The resident who reported sexual abuse remains unnamed in federal records, their identity protected by confidentiality requirements. Their courage in making the allegation, despite communication difficulties from aphasia, initiated a process that should have triggered immediate official response but instead revealed significant procedural failures.

Full Inspection Report

The details above represent a summary of key findings. View the complete inspection report for Betty Ann Nursing Center from 2025-09-03 including all violations, facility responses, and corrective action plans.

Additional Resources


Editorial Standards

Data source: Official federal inspection data from the Centers for Medicare & Medicaid Services (CMS).

Editorial process: AI-synthesized regulatory data, reviewed for accuracy by our editorial team.

Professional review: All content reviewed by Christopher F. Nesbitt, Sr., NH EMT & BU-trained Paralegal.

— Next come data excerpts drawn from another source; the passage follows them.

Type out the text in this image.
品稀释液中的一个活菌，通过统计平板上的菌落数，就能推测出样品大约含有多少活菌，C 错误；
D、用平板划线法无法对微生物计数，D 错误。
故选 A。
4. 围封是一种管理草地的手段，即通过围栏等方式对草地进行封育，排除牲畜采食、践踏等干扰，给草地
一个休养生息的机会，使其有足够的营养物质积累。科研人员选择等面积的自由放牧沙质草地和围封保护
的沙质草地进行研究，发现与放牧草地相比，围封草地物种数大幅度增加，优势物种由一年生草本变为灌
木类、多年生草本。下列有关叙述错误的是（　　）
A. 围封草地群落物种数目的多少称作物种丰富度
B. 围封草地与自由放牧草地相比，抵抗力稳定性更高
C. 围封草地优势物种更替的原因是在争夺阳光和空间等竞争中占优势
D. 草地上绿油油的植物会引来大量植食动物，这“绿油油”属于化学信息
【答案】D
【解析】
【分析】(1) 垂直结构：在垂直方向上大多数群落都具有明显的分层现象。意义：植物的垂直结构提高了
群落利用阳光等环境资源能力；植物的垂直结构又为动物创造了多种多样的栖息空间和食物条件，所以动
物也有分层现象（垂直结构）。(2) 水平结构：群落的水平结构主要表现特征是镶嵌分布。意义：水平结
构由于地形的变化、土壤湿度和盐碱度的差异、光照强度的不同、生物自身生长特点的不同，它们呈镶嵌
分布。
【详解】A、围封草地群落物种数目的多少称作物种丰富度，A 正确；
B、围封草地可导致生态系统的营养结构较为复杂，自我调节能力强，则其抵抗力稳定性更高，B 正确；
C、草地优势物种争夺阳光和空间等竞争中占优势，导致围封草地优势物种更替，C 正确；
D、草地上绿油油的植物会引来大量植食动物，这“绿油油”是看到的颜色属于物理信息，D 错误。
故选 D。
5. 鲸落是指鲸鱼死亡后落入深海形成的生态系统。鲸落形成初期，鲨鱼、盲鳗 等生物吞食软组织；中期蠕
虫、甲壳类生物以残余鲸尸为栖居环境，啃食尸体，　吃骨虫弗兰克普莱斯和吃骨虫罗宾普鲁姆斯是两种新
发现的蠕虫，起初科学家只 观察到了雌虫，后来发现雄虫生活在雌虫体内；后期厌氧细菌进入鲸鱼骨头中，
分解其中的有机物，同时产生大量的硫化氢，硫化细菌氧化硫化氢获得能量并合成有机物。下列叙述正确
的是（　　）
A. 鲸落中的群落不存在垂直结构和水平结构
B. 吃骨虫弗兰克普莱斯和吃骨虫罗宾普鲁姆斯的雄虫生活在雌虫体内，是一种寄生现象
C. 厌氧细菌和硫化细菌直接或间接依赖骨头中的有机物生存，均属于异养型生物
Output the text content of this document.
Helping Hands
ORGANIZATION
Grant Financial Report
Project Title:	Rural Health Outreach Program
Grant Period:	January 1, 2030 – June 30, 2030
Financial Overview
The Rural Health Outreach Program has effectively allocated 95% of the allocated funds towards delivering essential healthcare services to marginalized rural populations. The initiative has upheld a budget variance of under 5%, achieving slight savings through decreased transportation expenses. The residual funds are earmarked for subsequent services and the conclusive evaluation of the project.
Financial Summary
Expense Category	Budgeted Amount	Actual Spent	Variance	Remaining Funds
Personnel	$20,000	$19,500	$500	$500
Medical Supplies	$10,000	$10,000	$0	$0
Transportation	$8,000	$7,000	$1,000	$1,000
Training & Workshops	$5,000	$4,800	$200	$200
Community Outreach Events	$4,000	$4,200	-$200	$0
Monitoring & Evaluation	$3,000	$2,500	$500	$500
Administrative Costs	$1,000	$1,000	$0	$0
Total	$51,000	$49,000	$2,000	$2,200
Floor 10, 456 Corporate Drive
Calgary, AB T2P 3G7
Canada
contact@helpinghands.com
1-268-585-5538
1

Last verified: June 20, 2026  ·  Our methodology

Quick Answer

Betty Ann Nursing Center in Grove, OK was cited for abuse-related violations during a health inspection on September 3, 2025.

Federal inspectors found Betty Ann Nursing Center failed to follow proper reporting protocols after the resident made the allegation.

Health inspections identify deficiencies that facilities must correct. Violations range from minor documentation issues to serious safety concerns. Review the full report below for specific details and facility response.

Frequently Asked Questions

What happened at Betty Ann Nursing Center?
Federal inspectors found Betty Ann Nursing Center failed to follow proper reporting protocols after the resident made the allegation.
How serious are these violations?
These are very serious violations that may indicate significant patient safety concerns. Federal regulations require nursing homes to maintain the highest standards of care. Families should review the full inspection report and consider whether this facility meets their safety expectations.
What should families do?
Families should: (1) Ask facility administration about specific corrective actions taken, (2) Request to see the follow-up inspection report verifying corrections, (3) Check if this represents a pattern by reviewing prior inspection reports, (4) Compare this facility's ratings with other nursing homes in Grove, OK, (5) Report any new concerns directly to state authorities.
Where can I see the full inspection report?
The complete inspection report is available on Medicare.gov's Care Compare website (www.medicare.gov/care-compare). You can also request a copy directly from Betty Ann Nursing Center or from the state Department of Health. The report includes specific deficiency codes, facility responses, and correction timelines. This facility's federal provider number is 375457.
Has this facility had violations before?
To check Betty Ann Nursing Center's history, visit Medicare.gov's Care Compare and review their inspection history, quality ratings, and staffing levels. Look for patterns of repeated violations, especially in critical areas like abuse prevention, medication management, infection control, and resident safety.